How inflation shapes your financial decisions

Behavioural economists suggest that experiencing a significant bout of inflation in a formative period of life can change everything about the way they think about saving, investing and risk-taking for the rest of their life.

Parker recalls the common shortage of hot water when he was growing up.

“If you wanted more hot water you had to approach your mum and ask to put on the immersion heater, which was like you were asking to burn liquid gold. Because my parents had come of age during the oil shock of the 1970s, lodged in mum’s psychology was this idea that energy ‘is the thing which is going to get me.’”

Today’s younger investors are facing their own challenges. According to Finder.com, in 2007, the average age of a UK first-time buyer was 30.3. Now, it’s 33.9. Home ownership is moving out of reach faster than this generation can save.

This leaves young people in a scenario where gradual savings into a “boring” multi-asset fund won’t cut it.

“They don’t think the world is working in their favour in order to do that,” says Parker. “So if they’re going to do any investing at all, it’s going to be a financial ‘prayer for redemption’. They’ll think, ‘I’m going to buy some cryptocurrency; something which gives me some hope that it might make me enough money to make a real difference’.”

Gen Z is investing at a younger age than any generation that came before them – more of them started in adolescence and early adulthood than other cohorts. They take more risks without necessarily knowing the consequences. Parker cites World Economic Forum data showing that 64% of Gen Z investors adjust and review their portfolio at least once a month.

As well as cryptocurrency, they are also the most active user group of alternatives, derivatives and non-fungible tokens.

What are the financial milestones at different ages?

As time works both for and against you as an investor, it’s a crucial factor in setting your priorities, whatever your age.

If you’re a Baby Boomer, some of the biggest moments are not financial but psychological.

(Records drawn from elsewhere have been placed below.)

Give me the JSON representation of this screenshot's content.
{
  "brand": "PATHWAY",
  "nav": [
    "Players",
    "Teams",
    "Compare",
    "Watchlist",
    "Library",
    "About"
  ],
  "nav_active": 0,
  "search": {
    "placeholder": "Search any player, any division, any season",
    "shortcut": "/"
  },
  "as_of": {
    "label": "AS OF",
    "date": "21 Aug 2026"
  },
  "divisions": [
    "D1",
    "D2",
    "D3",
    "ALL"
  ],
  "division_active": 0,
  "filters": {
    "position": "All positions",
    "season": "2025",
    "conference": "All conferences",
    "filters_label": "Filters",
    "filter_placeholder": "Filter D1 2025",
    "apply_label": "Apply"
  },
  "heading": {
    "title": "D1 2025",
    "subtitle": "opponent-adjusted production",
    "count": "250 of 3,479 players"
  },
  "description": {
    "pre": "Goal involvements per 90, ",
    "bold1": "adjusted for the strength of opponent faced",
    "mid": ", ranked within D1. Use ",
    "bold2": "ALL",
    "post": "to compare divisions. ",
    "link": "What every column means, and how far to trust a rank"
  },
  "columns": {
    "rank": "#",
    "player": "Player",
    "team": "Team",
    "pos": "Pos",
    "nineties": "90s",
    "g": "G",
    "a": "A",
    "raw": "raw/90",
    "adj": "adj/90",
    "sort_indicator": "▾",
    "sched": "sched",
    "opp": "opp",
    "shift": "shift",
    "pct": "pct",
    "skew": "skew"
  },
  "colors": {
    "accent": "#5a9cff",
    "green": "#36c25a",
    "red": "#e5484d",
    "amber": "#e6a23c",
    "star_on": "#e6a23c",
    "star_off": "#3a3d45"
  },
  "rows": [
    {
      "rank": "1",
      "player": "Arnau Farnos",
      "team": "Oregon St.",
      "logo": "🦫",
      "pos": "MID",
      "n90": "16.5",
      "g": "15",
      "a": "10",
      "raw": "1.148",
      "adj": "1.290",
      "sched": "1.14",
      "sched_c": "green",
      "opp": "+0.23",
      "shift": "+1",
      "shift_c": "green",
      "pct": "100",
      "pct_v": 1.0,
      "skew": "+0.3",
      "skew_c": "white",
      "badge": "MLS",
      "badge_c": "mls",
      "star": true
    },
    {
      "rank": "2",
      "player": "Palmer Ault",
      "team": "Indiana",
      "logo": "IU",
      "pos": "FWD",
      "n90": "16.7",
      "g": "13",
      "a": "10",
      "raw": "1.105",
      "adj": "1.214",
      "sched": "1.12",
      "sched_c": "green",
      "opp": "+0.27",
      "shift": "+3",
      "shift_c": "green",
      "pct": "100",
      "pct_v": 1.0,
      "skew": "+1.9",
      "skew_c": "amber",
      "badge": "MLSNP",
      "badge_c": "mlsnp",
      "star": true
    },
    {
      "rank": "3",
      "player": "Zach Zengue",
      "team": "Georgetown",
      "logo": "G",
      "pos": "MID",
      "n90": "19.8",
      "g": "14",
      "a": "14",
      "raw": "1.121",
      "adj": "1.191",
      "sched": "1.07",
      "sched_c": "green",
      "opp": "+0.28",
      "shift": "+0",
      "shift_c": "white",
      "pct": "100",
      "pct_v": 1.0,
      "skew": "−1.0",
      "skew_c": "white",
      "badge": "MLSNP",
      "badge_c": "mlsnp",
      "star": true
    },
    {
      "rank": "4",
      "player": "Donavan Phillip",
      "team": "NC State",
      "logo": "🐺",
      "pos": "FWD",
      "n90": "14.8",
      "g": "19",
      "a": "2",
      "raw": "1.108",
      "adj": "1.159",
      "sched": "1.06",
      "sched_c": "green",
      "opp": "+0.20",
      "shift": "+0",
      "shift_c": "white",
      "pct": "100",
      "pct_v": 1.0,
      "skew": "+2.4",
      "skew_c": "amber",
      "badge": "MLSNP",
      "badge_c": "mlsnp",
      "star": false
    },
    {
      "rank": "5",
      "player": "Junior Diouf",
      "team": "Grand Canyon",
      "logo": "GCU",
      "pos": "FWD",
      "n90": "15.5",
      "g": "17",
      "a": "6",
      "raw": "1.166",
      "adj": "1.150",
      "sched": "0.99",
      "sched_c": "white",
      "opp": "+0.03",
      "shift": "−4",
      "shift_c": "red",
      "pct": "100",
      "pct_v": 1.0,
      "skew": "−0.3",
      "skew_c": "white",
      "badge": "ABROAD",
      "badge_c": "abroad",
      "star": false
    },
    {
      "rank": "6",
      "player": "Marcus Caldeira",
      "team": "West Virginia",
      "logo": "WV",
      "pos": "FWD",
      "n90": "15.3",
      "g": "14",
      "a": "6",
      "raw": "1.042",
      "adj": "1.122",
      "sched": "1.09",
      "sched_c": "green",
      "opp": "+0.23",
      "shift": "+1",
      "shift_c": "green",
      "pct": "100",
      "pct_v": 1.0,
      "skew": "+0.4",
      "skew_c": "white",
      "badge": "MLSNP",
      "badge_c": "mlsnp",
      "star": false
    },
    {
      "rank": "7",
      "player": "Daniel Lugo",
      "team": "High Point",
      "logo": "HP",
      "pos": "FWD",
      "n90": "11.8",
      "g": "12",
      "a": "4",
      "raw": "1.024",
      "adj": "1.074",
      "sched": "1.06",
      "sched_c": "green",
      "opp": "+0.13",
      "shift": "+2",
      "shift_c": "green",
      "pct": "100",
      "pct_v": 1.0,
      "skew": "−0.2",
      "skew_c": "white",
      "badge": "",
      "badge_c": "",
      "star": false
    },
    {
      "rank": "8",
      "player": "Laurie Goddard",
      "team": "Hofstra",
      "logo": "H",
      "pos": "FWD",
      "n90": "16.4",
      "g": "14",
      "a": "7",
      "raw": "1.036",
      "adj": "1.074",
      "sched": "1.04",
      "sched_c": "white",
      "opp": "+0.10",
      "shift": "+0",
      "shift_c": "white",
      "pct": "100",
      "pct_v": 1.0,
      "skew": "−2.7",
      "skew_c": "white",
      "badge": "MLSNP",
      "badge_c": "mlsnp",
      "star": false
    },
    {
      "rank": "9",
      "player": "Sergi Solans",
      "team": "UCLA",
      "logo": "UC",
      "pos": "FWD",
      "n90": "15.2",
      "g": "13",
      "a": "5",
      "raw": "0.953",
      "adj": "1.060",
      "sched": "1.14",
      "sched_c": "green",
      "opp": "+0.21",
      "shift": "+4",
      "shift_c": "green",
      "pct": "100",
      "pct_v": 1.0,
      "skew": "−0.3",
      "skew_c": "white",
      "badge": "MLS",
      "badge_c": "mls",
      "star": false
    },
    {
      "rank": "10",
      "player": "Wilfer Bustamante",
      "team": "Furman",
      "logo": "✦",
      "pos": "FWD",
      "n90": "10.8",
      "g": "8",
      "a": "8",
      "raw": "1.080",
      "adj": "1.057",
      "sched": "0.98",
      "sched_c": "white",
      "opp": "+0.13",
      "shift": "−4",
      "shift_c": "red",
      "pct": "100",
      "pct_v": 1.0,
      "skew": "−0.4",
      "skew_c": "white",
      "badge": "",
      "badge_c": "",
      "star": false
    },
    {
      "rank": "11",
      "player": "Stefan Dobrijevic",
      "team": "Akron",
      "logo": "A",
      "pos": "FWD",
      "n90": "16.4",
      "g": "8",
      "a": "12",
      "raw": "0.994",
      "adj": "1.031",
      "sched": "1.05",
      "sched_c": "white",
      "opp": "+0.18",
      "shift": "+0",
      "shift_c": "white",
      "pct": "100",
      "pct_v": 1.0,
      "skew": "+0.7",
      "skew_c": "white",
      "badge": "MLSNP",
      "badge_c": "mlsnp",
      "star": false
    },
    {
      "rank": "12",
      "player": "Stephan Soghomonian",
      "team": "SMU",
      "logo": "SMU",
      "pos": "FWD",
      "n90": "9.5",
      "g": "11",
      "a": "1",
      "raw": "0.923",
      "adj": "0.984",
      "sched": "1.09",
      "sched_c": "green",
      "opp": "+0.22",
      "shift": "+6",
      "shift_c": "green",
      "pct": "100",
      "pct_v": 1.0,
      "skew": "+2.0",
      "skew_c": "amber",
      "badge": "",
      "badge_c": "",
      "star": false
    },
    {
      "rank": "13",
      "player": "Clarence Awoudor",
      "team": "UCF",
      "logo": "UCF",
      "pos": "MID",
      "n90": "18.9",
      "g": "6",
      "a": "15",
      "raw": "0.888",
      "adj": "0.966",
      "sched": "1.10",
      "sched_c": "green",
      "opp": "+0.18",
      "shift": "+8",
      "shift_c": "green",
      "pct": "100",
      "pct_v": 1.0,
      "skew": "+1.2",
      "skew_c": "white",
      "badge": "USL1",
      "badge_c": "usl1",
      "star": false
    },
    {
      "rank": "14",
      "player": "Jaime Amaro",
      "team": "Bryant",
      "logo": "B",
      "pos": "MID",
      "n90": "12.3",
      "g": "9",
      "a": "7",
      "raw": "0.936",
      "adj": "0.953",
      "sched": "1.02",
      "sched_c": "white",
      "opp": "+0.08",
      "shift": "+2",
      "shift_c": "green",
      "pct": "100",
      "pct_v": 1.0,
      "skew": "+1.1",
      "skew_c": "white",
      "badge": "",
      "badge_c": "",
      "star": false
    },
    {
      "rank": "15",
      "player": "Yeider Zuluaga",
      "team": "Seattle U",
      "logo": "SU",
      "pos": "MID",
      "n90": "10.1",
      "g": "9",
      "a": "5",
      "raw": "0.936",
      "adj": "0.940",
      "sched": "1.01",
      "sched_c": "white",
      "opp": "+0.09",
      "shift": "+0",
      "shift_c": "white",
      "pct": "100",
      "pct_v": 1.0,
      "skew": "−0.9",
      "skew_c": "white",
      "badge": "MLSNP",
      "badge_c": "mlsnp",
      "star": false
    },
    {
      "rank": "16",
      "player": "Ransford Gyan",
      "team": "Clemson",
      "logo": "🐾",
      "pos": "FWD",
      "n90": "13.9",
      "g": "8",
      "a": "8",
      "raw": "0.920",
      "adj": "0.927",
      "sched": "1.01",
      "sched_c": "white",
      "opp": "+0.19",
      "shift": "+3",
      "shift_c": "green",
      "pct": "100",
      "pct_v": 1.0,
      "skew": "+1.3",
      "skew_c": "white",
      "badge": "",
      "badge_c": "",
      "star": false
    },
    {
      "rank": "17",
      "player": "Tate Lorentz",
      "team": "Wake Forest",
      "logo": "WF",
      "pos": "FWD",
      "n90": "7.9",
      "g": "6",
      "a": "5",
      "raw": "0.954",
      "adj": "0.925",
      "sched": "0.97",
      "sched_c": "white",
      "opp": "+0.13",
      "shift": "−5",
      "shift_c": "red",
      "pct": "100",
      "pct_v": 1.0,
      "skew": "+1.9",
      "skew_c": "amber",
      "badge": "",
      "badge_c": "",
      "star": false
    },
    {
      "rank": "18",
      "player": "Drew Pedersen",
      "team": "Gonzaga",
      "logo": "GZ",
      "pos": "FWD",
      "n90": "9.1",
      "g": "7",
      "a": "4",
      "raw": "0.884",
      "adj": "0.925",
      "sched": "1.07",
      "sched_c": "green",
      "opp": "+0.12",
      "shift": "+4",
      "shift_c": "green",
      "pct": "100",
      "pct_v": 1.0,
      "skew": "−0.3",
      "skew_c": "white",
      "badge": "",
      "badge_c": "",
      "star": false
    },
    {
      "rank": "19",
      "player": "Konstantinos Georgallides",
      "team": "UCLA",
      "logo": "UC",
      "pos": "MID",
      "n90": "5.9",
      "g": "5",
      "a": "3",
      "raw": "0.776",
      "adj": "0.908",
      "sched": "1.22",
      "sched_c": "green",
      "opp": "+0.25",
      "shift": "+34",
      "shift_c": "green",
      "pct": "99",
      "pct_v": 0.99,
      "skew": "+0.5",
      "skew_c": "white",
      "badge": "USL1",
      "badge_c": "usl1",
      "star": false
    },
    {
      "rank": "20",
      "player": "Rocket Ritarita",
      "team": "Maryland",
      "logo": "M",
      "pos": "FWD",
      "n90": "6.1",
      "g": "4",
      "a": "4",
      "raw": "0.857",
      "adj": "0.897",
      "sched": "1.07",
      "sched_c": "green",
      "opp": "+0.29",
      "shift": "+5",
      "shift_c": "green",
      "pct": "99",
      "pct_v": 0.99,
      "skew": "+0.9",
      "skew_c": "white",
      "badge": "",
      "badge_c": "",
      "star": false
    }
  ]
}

Navigating the transition to retirement is one of the biggest challenges for people in this lifestage, according to Parker.

Another shift that many Boomers have to contend with is acknowledging that they can spend their money. Many financial advisers say they’ve got clients who just can’t get their heads around drawing down from their pension pot while they’re not earning.

By age 65, half of people stop going abroad on holiday; it’s either too hard physically or emotionally. Healthy life expectancy in the UK is just 61.

“That’s not to say you’re bedbound. But there’s something going on with your health that makes things a little more difficult,” said Parker.

The average age of needing care is 84 and life expectancy is 83 for a woman and 79 for a man.

For Gen X, the pressure is on. If you’re in your 40s or early 50s, you’ll likely be earning the most money you’ll ever earn, perhaps have recognised that you can’t take your health for granted and that the workplace presents more challenges.

Parker explains: “If you’re in a physical job, you might be less able to do certain things. There are always fewer jobs at a more senior level than you. It’s quite easy to get to middle management but it’s harder to get beyond. The workplace can be an increasingly difficult and challenging place for people in their 40s and 50s and 60s, given technology and the pace of change.

“This is a generation that’s nearly running out of time to get the benefits of compounding, that’s in need of urgent intervention if pensions haven’t been established, and good habits haven’t been established in early life,” Parker continued. “They might still have just enough time to benefit from the power of regular contributions, but they need to act very, very quickly.”